Intanto avevo iniziato a pomparlo, coordinando il respiro con gli affondi per non soffocare e andai avanti così per un bel po’, con una mano continuavo a sollecitare lo scroto arrivando anche alla zona del perineo e con l’altra mano appoggiata al suo fianco percepivo la stretta delle sue dita intrecciate alle mie e la cedevolezza delle sue gambe, che divennero entrambe sempre più intense, sintomo che Michele stava per raggiungere il suo orgasmo.
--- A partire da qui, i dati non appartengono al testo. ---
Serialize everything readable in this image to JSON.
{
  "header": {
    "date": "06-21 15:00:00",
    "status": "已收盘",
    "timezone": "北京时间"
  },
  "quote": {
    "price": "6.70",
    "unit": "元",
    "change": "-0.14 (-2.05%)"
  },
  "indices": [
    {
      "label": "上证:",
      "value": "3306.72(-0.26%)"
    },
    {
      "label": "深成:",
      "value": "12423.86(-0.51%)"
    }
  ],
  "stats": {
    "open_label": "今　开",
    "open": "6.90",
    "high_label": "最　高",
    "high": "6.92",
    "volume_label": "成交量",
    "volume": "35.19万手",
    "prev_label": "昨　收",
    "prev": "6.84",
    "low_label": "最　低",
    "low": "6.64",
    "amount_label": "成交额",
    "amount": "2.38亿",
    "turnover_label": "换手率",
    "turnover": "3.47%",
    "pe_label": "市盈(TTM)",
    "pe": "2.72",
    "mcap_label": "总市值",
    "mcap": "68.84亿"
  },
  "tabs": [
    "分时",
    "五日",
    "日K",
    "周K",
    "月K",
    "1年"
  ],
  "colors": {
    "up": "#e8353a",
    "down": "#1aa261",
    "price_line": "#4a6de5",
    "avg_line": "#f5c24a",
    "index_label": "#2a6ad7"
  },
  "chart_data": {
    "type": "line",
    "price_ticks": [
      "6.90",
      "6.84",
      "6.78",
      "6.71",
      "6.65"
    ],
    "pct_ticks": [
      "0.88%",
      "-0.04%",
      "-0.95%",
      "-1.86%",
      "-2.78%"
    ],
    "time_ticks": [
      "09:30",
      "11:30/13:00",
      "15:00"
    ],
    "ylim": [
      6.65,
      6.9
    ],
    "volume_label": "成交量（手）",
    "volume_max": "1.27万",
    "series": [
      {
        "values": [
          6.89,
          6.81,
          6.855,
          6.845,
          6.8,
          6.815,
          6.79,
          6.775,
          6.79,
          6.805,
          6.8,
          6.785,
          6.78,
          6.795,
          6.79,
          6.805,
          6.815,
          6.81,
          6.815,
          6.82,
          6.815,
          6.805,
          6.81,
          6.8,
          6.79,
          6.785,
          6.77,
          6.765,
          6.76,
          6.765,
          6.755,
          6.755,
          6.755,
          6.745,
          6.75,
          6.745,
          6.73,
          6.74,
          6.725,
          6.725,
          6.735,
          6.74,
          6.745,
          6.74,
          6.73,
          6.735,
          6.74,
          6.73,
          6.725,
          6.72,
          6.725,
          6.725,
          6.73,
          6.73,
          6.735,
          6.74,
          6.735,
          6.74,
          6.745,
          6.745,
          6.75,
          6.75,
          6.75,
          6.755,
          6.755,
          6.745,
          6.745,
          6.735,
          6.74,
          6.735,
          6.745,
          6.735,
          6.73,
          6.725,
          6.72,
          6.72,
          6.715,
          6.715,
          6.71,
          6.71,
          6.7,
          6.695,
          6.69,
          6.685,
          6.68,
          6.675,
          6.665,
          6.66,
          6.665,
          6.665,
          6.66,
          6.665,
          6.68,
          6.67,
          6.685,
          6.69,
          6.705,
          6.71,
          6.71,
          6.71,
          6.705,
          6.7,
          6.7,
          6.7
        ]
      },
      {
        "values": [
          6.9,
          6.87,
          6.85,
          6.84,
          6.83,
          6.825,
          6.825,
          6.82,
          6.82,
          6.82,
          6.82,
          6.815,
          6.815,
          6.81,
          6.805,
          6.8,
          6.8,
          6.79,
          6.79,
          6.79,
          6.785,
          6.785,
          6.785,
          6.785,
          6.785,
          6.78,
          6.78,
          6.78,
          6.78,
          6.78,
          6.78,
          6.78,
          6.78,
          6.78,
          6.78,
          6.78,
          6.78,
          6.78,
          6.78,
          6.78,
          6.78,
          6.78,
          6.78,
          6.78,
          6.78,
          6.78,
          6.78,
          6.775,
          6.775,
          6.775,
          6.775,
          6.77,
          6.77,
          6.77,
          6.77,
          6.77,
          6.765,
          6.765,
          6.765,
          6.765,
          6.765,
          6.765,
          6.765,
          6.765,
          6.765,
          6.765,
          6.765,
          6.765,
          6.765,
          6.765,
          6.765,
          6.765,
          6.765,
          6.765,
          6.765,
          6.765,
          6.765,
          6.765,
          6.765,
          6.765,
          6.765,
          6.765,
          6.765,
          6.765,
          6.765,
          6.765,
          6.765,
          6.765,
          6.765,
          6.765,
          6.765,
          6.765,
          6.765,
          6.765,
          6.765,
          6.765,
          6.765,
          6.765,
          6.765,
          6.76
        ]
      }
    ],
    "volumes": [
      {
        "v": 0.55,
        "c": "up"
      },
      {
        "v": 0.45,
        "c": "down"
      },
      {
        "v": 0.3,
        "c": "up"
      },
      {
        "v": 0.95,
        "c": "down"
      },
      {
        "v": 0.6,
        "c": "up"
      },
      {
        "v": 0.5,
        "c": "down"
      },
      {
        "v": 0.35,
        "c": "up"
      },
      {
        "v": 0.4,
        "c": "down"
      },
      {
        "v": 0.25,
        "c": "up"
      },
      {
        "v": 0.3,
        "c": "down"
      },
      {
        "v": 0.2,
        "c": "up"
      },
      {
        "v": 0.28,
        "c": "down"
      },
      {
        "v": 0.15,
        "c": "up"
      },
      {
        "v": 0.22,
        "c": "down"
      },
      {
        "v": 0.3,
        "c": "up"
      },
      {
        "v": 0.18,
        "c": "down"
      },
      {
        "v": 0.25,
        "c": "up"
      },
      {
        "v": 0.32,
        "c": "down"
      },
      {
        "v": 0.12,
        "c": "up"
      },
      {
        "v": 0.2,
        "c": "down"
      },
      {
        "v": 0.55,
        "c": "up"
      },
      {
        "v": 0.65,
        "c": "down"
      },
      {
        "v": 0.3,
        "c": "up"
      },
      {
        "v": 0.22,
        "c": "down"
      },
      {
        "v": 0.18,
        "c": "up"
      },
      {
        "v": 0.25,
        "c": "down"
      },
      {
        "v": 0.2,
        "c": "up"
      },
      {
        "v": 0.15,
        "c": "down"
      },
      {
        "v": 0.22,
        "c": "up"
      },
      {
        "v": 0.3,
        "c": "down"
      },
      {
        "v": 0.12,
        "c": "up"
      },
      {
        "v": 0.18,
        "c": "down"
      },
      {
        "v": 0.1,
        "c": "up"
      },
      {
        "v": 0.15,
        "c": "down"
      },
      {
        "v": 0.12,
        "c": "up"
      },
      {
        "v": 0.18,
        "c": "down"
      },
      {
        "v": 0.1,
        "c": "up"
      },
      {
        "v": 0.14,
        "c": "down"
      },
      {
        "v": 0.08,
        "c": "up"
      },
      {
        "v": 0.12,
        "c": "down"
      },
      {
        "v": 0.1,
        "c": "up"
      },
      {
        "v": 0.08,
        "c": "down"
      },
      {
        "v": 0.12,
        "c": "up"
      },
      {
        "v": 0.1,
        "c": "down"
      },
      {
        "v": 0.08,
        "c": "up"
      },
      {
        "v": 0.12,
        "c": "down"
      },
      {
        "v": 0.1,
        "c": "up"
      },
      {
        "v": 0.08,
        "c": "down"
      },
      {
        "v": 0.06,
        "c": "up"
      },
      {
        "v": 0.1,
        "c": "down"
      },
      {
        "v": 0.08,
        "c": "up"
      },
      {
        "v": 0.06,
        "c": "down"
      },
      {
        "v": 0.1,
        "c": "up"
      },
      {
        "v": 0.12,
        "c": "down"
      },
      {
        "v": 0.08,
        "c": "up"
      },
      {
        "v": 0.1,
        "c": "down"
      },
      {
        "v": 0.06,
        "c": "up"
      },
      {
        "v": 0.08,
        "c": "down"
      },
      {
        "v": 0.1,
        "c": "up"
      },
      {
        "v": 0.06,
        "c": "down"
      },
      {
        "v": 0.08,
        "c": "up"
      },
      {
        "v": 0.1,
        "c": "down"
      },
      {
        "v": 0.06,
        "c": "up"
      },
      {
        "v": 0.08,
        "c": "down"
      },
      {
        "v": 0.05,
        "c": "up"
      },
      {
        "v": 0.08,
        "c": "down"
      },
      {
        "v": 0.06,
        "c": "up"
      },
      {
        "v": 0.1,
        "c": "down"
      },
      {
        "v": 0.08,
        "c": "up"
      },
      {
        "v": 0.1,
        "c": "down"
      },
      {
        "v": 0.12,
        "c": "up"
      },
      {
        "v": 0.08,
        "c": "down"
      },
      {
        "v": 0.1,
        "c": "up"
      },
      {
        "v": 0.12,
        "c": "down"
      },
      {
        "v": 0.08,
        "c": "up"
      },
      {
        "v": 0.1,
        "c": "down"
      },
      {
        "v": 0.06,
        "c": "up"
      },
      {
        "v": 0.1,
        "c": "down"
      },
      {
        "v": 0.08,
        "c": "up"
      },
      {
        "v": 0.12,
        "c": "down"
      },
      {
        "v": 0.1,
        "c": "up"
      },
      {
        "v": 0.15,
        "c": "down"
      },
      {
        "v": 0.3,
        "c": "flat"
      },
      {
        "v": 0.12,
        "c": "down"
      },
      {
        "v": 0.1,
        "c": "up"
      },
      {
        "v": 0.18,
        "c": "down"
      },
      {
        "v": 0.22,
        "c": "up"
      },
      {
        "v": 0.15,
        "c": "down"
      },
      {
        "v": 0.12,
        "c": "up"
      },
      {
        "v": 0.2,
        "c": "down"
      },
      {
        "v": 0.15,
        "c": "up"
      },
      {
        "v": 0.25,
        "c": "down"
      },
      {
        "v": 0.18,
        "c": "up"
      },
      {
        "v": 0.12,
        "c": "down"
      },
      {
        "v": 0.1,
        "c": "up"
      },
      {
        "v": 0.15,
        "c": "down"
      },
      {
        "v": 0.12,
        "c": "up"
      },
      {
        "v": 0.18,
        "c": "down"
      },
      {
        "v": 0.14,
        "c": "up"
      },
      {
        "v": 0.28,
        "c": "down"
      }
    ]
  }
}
Me ne accorsi quando i suoi grossi coglioni ebbero uno spasmo verso l’alto tale da delinearsi perfettamente nella loro forma, molto probabilmente se solo fossero stati più piccoli sarebbero risaliti su per il canale inguinale proprio come era successo a me al parco.
“ahhhrg…ahhhrg” grugnì Michele e una bordata di sborra finì direttamente nella mia gola, io mi ritrassi leggermente per poter deglutire, altrimenti sarei soffocato nel mare di latte che stava inondando la mia bocca, pur non staccandomi dal suo scettro.
Michele continuava a dimenarsi e grugnire come un maiale, finchè la sua cappella smise di pulsare, gli schizzi si placarono e il suo respiro tornò ad essere più regolare… sospesi al contempo il massaggio ai coglioni, che tornarono a distendersi, e il suo cazzo perse piano piano consistenza nella mia bocca e ne approfittai per spremerlo fino all’ultima goccia.
La mandibola era dolente, mi sollevai e nuovamente incontrai gli occhioni sconvolti di Michele, bagnati e riconoscenti, mi avvicinai a lui e ci baciammo lentamente con passione e gli passai parte del suo seme che avevo trattenuto nella mia bocca. Questo bacio durò a lungo… e fu dolcissimo.
Ero riuscito nel mio intento: Michele aveva di nuovo l’aria da cucciolo che lo faceva cosi tenero e docile, tanto da farmi impazzire di desiderio verso di lui.

“Spero di aver superato l’esame e di aver saldato il mio debito, signore” dissi appena ci staccammo.
“Ha superato brillantemente la prova e lei è un soggetto che crea dipendenza” esclamò Michele, continuando: “Sei stato sadico, volevi forse farmi morire, dato che hai impiegato un secolo prima di…”
“Lo strumento non era pronto e… poi volevo farti salire il desiderio” risposi.
“Bastardo che sei” mi interruppe sorridendo. “Sai che una volta, quando ero ragazzo, mi appartai con una tipa e quando mi vide nudo, questa scappò via terrorizzata, dicendo che lo avevo bruttissimo?”.
Io sorrisi e lui: “Tu ridi, ma questo episodio mi ha segnato e ha minato la mia sicurezza, so di avere un cazzo, come dire… strano, e che magari non può piacere a tutti, mentre penso che il tuo sia il più bel cazzo che abbia mai visto!”
Io mi abbassai e veloce aspirai con la lingua l’ultima goccia dal suo cazzo smollato, e guardandolo negli occhi gli dissi: “Non potevo chiedere di meglio, sei l’uomo che ho sempre desiderato!”.

Il commiato da Michele fu una lenta agonia perché non ci saremmo rivisti per una ventina di giorni, infatti quella stessa mattina sarebbe partito per la Calabria: erano passate ormai le 3 quando riuscimmo a staccarci dall’ultimo interminabile bacio. Quando varcai la soglia del suo portone, aveva smesso di diluviare e le stelle erano tornate a brillare in quella notte così memorabile per noi.
Sulla strada di casa mi accesi una sigaretta, avrei sicuramente raccontato quanto accaduto al mio caro amico Antonio al quale confidavo tutto di me, lui si era trasferito all’estero, ma ci scrivevamo tutti i giorni e, quando gli narravo dei miei incontri, mi chiedeva sempre: “Allora, è scattata questa scintilla, sì o no?”.
Ero certo che finalmente gli avrei risposto: “SI’!!!”.